Si c’est simple, pourquoi les gouvernants n’ont-ils cessé de repousser ces mesures ?
Parce qu’il y a un conflit entre le CO2 et l’argent. Ce conflit vient de la manière dont nous avons construit les indicateurs économiques. Nous n’y avons pas intégré de dotation aux amortissements des ressources non renouvelables consommées chaque année, ni de provision pour risques engendrés par la dégradation à venir de notre environnement.

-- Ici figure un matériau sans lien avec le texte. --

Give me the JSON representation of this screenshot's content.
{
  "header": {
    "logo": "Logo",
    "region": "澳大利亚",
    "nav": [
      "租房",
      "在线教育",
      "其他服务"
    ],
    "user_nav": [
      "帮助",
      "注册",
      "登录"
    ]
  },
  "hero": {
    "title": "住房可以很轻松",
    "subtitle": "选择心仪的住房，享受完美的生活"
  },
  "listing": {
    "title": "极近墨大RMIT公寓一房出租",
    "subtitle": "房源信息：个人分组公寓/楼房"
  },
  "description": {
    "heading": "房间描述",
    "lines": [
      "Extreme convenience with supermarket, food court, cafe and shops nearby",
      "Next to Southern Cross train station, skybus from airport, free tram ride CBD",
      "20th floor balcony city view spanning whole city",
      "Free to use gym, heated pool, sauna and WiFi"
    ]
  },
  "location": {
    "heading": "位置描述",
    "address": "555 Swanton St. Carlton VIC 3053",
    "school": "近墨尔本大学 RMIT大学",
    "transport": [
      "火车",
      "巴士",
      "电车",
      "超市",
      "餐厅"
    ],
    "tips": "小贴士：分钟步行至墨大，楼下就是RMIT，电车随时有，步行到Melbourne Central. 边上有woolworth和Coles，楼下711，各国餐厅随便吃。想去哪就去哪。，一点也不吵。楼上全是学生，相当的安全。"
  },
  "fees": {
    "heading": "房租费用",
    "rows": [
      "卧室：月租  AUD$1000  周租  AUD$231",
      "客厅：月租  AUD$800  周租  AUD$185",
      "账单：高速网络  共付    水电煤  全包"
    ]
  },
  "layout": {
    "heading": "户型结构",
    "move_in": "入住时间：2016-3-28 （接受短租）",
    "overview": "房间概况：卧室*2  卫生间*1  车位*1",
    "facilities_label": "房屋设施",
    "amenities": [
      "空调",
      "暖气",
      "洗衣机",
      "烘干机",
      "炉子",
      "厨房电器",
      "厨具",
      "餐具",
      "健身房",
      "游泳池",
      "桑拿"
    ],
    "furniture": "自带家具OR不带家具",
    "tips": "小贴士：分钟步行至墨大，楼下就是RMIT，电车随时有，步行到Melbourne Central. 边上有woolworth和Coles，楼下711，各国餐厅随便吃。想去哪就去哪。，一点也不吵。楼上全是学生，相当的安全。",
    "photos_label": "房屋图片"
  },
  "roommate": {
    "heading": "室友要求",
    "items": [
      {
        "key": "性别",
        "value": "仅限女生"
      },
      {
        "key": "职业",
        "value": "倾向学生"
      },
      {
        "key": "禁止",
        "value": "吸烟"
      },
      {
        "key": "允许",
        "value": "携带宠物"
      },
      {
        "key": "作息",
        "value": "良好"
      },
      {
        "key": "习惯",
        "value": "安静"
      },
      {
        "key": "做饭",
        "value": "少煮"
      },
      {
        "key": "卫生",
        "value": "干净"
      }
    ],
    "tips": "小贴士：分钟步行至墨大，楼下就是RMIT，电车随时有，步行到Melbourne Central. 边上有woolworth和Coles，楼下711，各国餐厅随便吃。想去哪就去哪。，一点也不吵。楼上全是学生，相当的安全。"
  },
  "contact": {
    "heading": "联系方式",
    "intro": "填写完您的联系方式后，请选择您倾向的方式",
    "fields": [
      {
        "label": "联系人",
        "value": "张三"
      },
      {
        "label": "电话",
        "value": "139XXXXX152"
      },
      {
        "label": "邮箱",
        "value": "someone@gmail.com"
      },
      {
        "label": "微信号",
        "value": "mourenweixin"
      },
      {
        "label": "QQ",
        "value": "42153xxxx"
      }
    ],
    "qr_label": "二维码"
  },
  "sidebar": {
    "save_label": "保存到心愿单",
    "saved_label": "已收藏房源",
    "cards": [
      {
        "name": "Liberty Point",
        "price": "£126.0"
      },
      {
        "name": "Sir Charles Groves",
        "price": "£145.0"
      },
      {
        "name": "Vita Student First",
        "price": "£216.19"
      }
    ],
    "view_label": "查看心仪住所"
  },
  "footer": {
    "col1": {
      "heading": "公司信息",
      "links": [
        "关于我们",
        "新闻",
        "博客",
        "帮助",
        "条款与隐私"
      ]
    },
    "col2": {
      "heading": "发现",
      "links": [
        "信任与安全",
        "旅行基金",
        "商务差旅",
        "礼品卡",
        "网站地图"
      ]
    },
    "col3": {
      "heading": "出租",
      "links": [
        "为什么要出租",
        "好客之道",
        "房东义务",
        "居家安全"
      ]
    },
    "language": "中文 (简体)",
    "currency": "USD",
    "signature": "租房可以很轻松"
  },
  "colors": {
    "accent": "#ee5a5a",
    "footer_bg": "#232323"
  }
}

Avec les bons indicateurs, l’économie mondiale serait en faillite ! Prenons l’exemple de la station spatiale internationale. Elle offre à six personnes de l’air respirable, un début de cycle de l’eau, et une température vivable. Le tout pour 100 milliards de dollars, soit 15 milliards par tête. Sur Terre, la planète nous offre tout ça, avec en plus des sols cultivables, des poissons, etc. La planète vaut donc au moins 15 milliards de dollars par personne.
Aujourd’hui, les stocks de poissons, de forêts, de minerais, diminuent d’au moins un pour mille par an. Un comptable devrait donc amortir les 15 milliards d’un pour mille, soit 15 millions de dollars. Or le PIB mondial par tête n’est que de 15.000 dollars par an. Autrement dit, nous vivons dans une entreprise où la dotation aux amortissements vaut mille fois son chiffre d’affaires !
Nous dilapidons notre capital comme si nous avions du temps. Alors que nous allons manquer de ressources et que le temps nous est compté si nous ne changeons rien.
Quelle est la solution alors ?
Il faut d’abord identifier les impasses. Il n’y a par exemple pas de solution à la combinaison d’une consommation physique éternellement croissante et la résolution du problème climatique. Il faut ensuite formuler un projet d’espoir, car les promesses déçues amènent le populisme. C’est que nous avons tenté de faire dans notre « Plan de transformation de l’économie française« .
Avec une inévitable décroissance ?
Sur certains indicateurs, oui : émissions de gaz à effet de serre, consommation d’énergie d’origine fossile. Sur l’énergie dans son ensemble, ça sera aussi de la décroissance, vu l’importance qu’y tiennent les produits fossiles. La bonne question, c’est de savoir si on arrive à rendre ce changement non seulement acceptable mais aussi désirable. Celui ou celle qui passe de la voiture au vélo y perd du confort mais y gagne une absence de stress, un moment agréable, de la santé.
Le même type de raisonnement est possible pour la baisse de la consommation de viande. On peut aussi avoir davantage l’impression d’arriver au bout du monde en débarquant à la voile sur la côte irlandaise par un petit matin brumeux que dans n’importe quel aéroport. Les artistes, les philosophes, les sociologues ont leur rôle à jouer dans la transformation de nos désirs et de nos affects. Il faut parvenir à rendre les changements désirables par une large fraction de la population. C’est tout le défi.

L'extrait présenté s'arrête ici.